Jakarta | rakyatmedan – Suplai energi selama masa Natal 2018 terpantau lancar. Seperti yang diwartakan sebelumnya, konsumsi BBM mengalami peningkatan terutama beberapa BBM jenis gasoline. Hal serupa juga terjadi pada H+1 Natal 2018, distribusi Pertamax naik cukup tinggi sebanyak 32%. Distribusi Pertamax ini tercatat meningkat dibandingkan saat perayaan Natal pada 25 Desember 2018 yang naik sebesar 10%.

Posko Natal dan Tahun Baru (Nataru) ESDM mencatat, kenaikan kenaikan BBM juga terjadi pada jenis Pertalite (10%) dan Premium (4%). Namun konsumsi BBM jenis lain seperti Pertamax Turbo mengalami penurunan sebesar 13%, Solar turun 39%, Pertamina Dex turun 17%, serta Dexlite turun sebanyak 60%. BBM jenis kerosene dan avtur dilaporkan juga mengalami penurunan masing-masing sebesar 92% dan 8%.

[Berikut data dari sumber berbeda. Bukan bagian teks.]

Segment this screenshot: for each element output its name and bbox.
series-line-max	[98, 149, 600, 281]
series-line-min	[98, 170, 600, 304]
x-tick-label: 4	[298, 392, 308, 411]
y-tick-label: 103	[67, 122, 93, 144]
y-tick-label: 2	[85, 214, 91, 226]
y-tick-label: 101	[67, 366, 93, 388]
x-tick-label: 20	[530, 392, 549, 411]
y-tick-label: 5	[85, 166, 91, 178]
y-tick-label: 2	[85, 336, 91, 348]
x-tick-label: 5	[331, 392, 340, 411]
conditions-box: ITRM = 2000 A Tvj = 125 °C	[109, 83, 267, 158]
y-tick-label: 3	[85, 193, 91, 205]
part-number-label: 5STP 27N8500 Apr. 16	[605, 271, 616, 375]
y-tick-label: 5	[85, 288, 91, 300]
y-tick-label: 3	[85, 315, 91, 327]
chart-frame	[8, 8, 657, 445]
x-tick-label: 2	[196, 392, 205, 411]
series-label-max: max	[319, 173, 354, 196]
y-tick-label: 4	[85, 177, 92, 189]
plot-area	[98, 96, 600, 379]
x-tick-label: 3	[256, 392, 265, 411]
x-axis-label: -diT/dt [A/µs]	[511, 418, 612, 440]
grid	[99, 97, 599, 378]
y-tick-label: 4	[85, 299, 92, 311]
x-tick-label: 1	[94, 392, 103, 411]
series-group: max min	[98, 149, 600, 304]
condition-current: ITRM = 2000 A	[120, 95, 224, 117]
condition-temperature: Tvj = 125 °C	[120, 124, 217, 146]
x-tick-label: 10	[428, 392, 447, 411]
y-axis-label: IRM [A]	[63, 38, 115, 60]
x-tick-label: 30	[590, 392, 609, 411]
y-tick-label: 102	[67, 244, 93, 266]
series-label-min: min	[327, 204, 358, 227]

Adanya fluktuasi distribusi BBM ini tidak terlalu berpengaruh pada ketahanan pasokan BBM. Pasca perayaan Natal 2018, Premium memiliki coverage days 21 hari, Solar/Akrasol selama 20 hari, Pertalite selama 23 hari, Kerosene 57 hari, Pertamax/Akra92 26 hari, Pertamax Turbo 45 hari, Pertamax Dex 45 hari, Dexlite 20 hari dan Avtur selama 25 hari.

Berbeda dengan BBM, konsumsi LPG pasca Natal mengalami penurunan. Penyaluran LPG rumah tangga (PSO dan non PSO) turun 22% dari rata-rata penyaluran normal. Stok LPG saat ini sebesar 442.452 MT, dengan jumlah distribusi sebesar 16.678 MT. Coverage days LPG saat ini selama 21 hari. Secara umu, menurut laporan Posko ESDM Nasional kondisi penyaluran LPG, BBG dan Jargas dalam kondisi normal.

Berkenaan dengan kondisi kelistrikan juga terpantau aman. Beban puncak yang terjadi pada tanggal 26 Desember 2018 sebesar 30.480,14 MW dengan daya mampu pasok nasional sebesar 34.509,55 MW. Sampai dengan tanggal 26 Desember 2018, Posko ESDM Nasional melaporkan kapasitas cadangan daya nasional sebesar 4.029,41 MW.

Disamping itu, proses pemulihan dampak bencana tsunami di Banten dan di Lampung terus dilakukan. Posko melaporkan, hingga 26 Desember 2018, penormalan kelistrikan di wilayah Banten yang terdampak tsunami telah mencapai 96%. Sedangkan proses penormalan kelistrikan di wilayah Lampung Selatan sudah 100%.

Guna menyediakan pasokan BBM pada wilayah terdampak tsunami di Banten, SPBU terdampak bencana telah beroperasi sepenuhnya. Selain itu juga telah disiagakan 425 pangkalan elpiji 3 kg di wilayah Kabupaten Pandeglang. Dengan rincian sebanyak 121 pangkalan disiagakan tersebar di 10 kecamatan terdampak tsunami di Kabupaten Pandeglang, sedangkan 304 pangkalan lainnya tersebar di wilayah Kabupaten Pandeglang yang tidak terdampak tsunami.